Consider all that you’ve gone through, all that you’ve survived. And that the story of your life is done, your assignment complete. How many good things have you seen? How much pain and pleasure have you resisted? How many honors have you declined? How many unkind people have you been kind to?

32. Why do other souls—unskilled, untrained—disturb the soul with skill and understanding?

—And which is that?

The one that knows the beginning and the end, and knows the logos that runs through all things and that assigns to all a place, each in its allotted span, throughout the whole of time.

33. Soon you’ll be ashes, or bones. A mere name, at most—and even that is just a sound, an echo. The things we want in life are empty, stale, and trivial. Dogs snarling at each other. Quarreling children—laughing and then bursting into tears a moment later. Trust, shame, justice, truth—“gone from the earth and only found in heaven.”

Why are you still here? Sensory objects are shifting and unstable; our senses dim and easily deceived; the soul itself a decoction of the blood; fame in a world like this is worthless.

—And so?

Wait for it patiently—annihilation or metamorphosis.

—And until that time comes—what?

Honor and revere the gods, treat human beings as they deserve, be tolerant with others and strict with yourself. Remember, nothing belongs to you but your flesh and blood—and nothing else is under your control.

34. You can lead an untroubled life provided you can grow, can think and act systematically.

Two characteristics shared by gods and men (and every rational creature):

i. Not to let others hold you back.

ii. To locate goodness in thinking and doing the right thing, and to limit your desires to that.

35. If:

· this evil is not of my doing,

· nor the result of it,

· and the community is not endangered, why should it bother me?

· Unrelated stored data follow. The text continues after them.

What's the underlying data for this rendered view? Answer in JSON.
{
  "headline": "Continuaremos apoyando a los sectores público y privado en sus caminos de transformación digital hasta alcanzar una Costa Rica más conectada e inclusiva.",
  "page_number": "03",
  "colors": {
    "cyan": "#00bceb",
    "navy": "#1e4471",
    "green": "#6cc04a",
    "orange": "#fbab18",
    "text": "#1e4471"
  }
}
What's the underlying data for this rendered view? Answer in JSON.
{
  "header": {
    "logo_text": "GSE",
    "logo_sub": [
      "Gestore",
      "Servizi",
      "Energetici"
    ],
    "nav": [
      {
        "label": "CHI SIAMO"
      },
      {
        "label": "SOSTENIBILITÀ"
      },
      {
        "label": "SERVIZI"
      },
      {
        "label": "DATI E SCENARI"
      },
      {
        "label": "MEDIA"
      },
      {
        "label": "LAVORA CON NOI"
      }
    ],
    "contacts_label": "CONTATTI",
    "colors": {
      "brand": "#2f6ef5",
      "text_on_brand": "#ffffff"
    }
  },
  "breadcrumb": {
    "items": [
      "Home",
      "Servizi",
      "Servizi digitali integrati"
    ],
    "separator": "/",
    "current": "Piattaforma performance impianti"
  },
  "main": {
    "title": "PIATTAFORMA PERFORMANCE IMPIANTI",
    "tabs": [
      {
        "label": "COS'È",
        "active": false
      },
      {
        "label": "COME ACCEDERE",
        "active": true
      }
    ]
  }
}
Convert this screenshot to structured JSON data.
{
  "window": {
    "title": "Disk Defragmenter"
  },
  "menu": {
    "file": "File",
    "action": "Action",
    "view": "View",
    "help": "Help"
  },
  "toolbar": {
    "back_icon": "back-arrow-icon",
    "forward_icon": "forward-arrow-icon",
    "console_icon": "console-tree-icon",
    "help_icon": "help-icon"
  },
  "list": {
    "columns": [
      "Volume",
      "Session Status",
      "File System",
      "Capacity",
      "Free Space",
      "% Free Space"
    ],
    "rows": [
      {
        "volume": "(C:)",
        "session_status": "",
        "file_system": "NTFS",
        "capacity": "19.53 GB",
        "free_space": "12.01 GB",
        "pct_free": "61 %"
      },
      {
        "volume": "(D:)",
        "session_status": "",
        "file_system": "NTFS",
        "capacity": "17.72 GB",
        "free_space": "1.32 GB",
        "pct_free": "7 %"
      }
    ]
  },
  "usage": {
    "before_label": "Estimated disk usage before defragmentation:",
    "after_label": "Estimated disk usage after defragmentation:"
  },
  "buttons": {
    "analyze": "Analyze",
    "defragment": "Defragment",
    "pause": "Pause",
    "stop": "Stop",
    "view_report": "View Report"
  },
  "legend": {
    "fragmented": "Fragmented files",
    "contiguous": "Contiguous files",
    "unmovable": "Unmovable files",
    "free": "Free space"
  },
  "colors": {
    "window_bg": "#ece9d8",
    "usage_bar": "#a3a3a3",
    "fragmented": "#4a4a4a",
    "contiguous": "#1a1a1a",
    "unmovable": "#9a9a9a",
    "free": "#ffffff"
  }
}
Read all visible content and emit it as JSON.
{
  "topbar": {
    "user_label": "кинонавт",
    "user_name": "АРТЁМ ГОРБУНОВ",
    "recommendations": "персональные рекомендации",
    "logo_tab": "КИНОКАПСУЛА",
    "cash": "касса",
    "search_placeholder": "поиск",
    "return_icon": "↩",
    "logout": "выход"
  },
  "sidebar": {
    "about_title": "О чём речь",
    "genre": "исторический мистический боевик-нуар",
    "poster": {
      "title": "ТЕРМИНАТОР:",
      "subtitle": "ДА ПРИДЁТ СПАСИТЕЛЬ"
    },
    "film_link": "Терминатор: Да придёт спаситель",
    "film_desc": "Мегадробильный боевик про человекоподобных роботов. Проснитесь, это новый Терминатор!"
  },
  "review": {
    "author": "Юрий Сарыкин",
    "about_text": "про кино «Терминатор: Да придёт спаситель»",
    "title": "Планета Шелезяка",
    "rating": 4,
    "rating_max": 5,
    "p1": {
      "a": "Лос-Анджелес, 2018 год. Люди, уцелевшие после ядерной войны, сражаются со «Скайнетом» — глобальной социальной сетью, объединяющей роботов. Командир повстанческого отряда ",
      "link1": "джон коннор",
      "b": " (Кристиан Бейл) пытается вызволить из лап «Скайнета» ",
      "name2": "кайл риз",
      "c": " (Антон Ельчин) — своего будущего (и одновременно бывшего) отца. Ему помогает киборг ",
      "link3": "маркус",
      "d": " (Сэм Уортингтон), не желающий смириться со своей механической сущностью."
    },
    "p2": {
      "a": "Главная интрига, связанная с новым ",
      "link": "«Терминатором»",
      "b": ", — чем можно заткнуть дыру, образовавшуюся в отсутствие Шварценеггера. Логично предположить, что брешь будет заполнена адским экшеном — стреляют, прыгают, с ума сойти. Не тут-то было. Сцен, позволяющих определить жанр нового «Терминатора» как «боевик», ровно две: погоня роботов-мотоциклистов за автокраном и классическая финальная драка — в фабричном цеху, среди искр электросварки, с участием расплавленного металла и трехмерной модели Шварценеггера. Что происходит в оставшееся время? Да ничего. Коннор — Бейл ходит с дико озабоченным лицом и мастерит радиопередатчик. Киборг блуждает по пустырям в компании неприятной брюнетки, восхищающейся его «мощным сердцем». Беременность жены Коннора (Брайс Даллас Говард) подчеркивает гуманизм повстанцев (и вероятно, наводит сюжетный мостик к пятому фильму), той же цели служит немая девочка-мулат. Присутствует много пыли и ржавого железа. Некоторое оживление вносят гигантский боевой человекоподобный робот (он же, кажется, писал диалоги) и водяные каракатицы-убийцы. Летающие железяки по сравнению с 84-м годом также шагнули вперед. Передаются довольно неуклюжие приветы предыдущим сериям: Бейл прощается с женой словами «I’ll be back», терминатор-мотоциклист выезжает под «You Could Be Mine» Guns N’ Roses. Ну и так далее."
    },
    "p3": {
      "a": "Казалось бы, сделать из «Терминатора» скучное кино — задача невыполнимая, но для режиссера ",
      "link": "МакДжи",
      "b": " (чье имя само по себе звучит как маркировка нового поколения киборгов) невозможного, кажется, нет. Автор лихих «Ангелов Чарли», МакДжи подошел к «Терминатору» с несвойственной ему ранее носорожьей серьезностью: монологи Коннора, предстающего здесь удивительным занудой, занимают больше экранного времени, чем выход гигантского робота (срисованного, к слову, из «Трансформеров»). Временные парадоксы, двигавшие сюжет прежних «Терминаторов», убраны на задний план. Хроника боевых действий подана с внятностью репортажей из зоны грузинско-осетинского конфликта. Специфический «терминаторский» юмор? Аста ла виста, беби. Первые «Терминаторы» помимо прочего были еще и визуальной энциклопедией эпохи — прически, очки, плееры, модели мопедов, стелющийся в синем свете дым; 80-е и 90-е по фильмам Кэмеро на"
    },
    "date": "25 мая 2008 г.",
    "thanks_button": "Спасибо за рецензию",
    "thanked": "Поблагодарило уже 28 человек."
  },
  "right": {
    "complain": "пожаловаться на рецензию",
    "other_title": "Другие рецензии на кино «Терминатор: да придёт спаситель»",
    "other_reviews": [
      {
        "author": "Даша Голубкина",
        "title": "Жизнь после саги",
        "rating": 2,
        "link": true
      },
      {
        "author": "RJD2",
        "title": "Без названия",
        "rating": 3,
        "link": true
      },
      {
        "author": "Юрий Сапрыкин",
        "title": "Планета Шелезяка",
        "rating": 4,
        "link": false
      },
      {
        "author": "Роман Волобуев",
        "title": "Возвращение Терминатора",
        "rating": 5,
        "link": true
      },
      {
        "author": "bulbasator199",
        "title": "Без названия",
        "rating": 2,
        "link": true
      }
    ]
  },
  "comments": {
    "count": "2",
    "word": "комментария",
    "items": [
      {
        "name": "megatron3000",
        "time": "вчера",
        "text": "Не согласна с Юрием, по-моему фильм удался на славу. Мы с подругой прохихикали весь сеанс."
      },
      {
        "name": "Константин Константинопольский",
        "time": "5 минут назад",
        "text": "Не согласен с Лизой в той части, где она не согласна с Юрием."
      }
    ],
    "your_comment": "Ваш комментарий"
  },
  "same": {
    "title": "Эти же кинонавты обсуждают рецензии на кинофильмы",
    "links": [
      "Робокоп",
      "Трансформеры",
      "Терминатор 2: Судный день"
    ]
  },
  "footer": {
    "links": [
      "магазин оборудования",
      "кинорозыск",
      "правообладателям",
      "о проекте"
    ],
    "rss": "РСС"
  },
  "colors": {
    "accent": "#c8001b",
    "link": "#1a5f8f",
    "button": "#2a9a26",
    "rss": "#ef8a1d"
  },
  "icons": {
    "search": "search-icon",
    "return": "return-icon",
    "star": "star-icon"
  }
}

Where’s the danger for the community?

36. Not to be overwhelmed by what you imagine, but just do what you can and should. And if <…> suffer in inessentials, not to treat that as a defeat. (Bad habit.)

Like the old man asking for the orphan’s toy on the way out—even though he knew that’s all it was. Like that.

36a. † Up on the platform. †

Have you forgotten what’s what?

—I know, but it was important to them.

And so you have to be an idiot as well?

37. I was once a fortunate man but at some point fortune abandoned me.

But true good fortune is what you make for yourself. Good fortune: good character, good intentions, and good actions.